0. Write a question about Pattern Analysis, readings, or project. (The question can reflect thought about a fundamental issue.) .

1. Features' meaning involves decisions. Explain what a feature is. Give a definition of the term.

2. Choose a real pattern domain. Describe what could be ideal, prototype, template or paradigm patterns there. Indicate what could cause variation from such items.

3. The Bayes decision rule involves maximum values of a probability. If the symbol x represents a vector associated to a real pattern, and there are n different classes it could be from, write out the probabilities and express the rule in terms of them. (Hint: begin with conditional probability; consider classes as numbers 1, 2, ..., n)

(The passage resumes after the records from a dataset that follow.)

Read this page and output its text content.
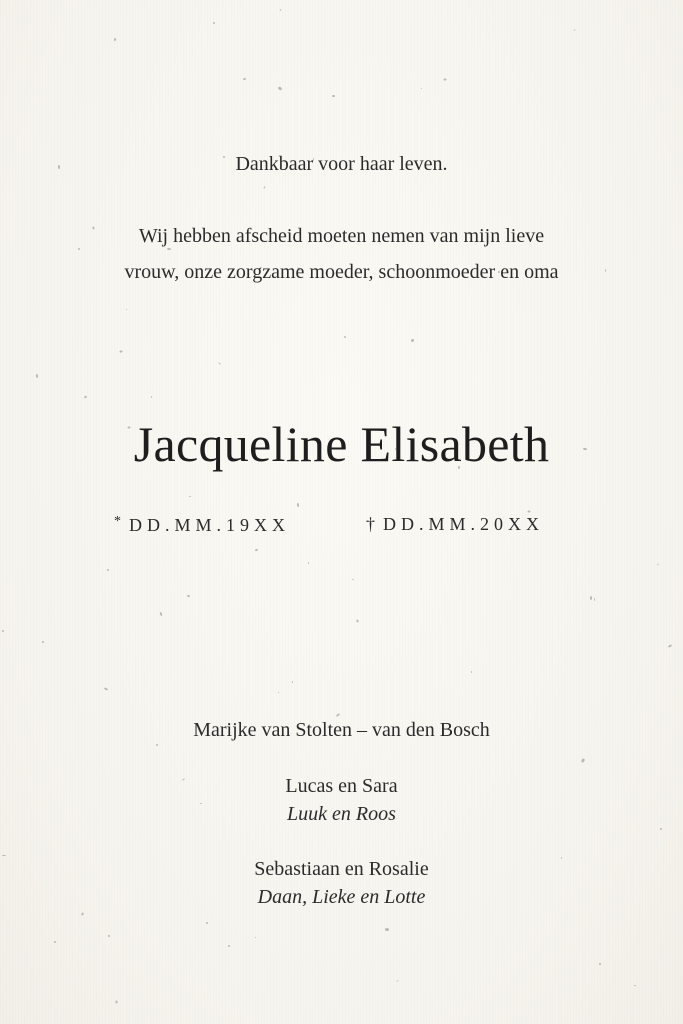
Dankbaar voor haar leven.
Wij hebben afscheid moeten nemen van mijn lieve
vrouw, onze zorgzame moeder, schoonmoeder en oma
Jacqueline Elisabeth
* DD.MM.19XX	† DD.MM.20XX
Marijke van Stolten – van den Bosch
Lucas en Sara
Luuk en Roos
Sebastiaan en Rosalie
Daan, Lieke en Lotte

4. There are (a. ten; b. ten million) given values of seventy-coordinate patterns from five classes. Describe the advantages and disadvantages of Nearest Neighbor and Nearest Prototype decision rules for these two situations.

5. If the 4.a information is available, a. what can be said about the utility of the data for describing the pattern sets? If we also know that only one class of pattern type is present, b. what can be said now (and what are any necessary assumptions)?

6. Symbols and signs present images that communicate information. Examples depict "skull and crossbones" signifying "poison" and "several curves" meaning "winding road". Choose a pattern of this type from any area; nonvisual examples, e.g., auditory, are fine. Show how the "element of a set of items that can in some useful way be treated alike" definition applies to your choice.

7. Dice and cards transform numbers and images into symbols via word descriptors. Make up a list of special terms that help people recognize patterns in the play of games involving those items.

8. Mathematics is a "science of patterns" according to K. Devlin and L. Steen. Support their belief with an example.

9. The Greeks knew that an integer (they had only positive ones) cubed could be represented as the sum of adjacent odd numbers. E.g., 8 as 5 + 3, 27 as 11 + 9 + 7. Find the representation of 7³. From it describe a feature of integers that helps establish this general truth.

10. The Game of Life due to J. Conway (Scientific American, Oct. 1970, p. 120) involves three rules governing behavior of elements on an array of arbitrary size nxn. "Born" elements mark some previously blank place in the array. "Die" is what happens to an element that fails to exist in the next "generation"; some persist. The rules involve the eight neighbors. Those elements with: a) two or three neighbors survive; b) four or more neighbors die from overcrowding (and are removed in the subsequent array), while those with no or one vanish because of isolation. Any empty array place with exactly three elements in the eight neighbors is a birth location: an element appears there in the next iteration. Two-by-two patterns persist; one-by-three and three-by-one alternate in sequence; many other patterns that persist (or travel) are known. Simulate five or more iterations of this game on an array with side equal to or greater than six. Did you find any interesting patterns?